The employees you most rely on are a liability you don't know you have.
Not because they're doing anything wrong. Because they're doing everything right — and storing all of it in their heads.
Your best people are your best knowledge system in the same way a physical filing cabinet was a great document system: true, and also a single point of failure.
The documentation problem isn't effort. It's workflow.
Every company has tried to fix this. "Please document what you know." "Add it to the wiki." "Update the runbook." It never sticks, because documentation is a separate workflow from the work itself. You do the work, then you're asked to do more work to describe the work you did. Nobody does this consistently — not even people who agree it's important.

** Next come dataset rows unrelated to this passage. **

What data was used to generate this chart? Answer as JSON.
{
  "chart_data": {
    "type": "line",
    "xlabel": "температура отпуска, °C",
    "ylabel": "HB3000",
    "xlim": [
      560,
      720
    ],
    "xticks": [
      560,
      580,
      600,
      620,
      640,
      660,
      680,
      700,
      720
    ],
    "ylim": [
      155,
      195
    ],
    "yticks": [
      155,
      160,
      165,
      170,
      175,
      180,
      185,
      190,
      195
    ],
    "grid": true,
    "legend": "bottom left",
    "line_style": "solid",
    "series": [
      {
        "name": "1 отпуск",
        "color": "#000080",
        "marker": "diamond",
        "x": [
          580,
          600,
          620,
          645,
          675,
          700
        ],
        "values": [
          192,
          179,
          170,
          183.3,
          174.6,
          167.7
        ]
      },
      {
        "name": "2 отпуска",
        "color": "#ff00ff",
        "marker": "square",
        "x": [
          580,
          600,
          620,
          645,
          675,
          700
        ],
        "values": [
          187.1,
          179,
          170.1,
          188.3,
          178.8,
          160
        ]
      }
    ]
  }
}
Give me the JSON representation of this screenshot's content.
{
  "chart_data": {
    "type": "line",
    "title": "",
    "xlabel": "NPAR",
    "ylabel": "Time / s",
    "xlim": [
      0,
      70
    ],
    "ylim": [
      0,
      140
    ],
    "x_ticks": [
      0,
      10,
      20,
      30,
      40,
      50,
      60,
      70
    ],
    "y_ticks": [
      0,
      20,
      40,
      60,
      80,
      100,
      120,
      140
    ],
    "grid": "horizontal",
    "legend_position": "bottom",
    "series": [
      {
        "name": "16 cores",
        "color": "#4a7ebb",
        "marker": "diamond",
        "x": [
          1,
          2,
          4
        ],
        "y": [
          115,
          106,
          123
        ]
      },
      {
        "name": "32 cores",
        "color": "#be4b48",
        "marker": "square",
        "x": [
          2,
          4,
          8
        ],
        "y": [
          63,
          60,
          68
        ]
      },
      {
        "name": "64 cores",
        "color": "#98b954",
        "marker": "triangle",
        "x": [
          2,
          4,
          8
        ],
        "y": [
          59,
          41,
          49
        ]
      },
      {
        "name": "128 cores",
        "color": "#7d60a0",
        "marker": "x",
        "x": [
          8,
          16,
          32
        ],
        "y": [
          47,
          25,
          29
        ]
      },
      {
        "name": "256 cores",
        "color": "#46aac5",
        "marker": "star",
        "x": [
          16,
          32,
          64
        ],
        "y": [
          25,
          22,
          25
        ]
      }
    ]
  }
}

The result: the wiki is outdated. The runbook is two versions behind. The Slack thread where someone actually solved this problem is buried and unsearchable. And the person who knows the answer is either on vacation, on leave, or has left the company entirely.
The fix isn't better documentation. It's capture that happens as a byproduct.
When someone asks a question and an AI answers it, that exchange is the documentation. When an employee walks a colleague through a process, that conversation is the runbook. The goal is to capture knowledge the moment it moves — not to ask people to recreate it later from memory.
This is what Freddy does in customer Slack workspaces. Every answered question, every explained process, every solved problem becomes part of a growing knowledge base that gets more useful over time. The employees do the work they were already doing. The knowledge stays.
Your best employees will leave eventually. The knowledge doesn't have to go with them.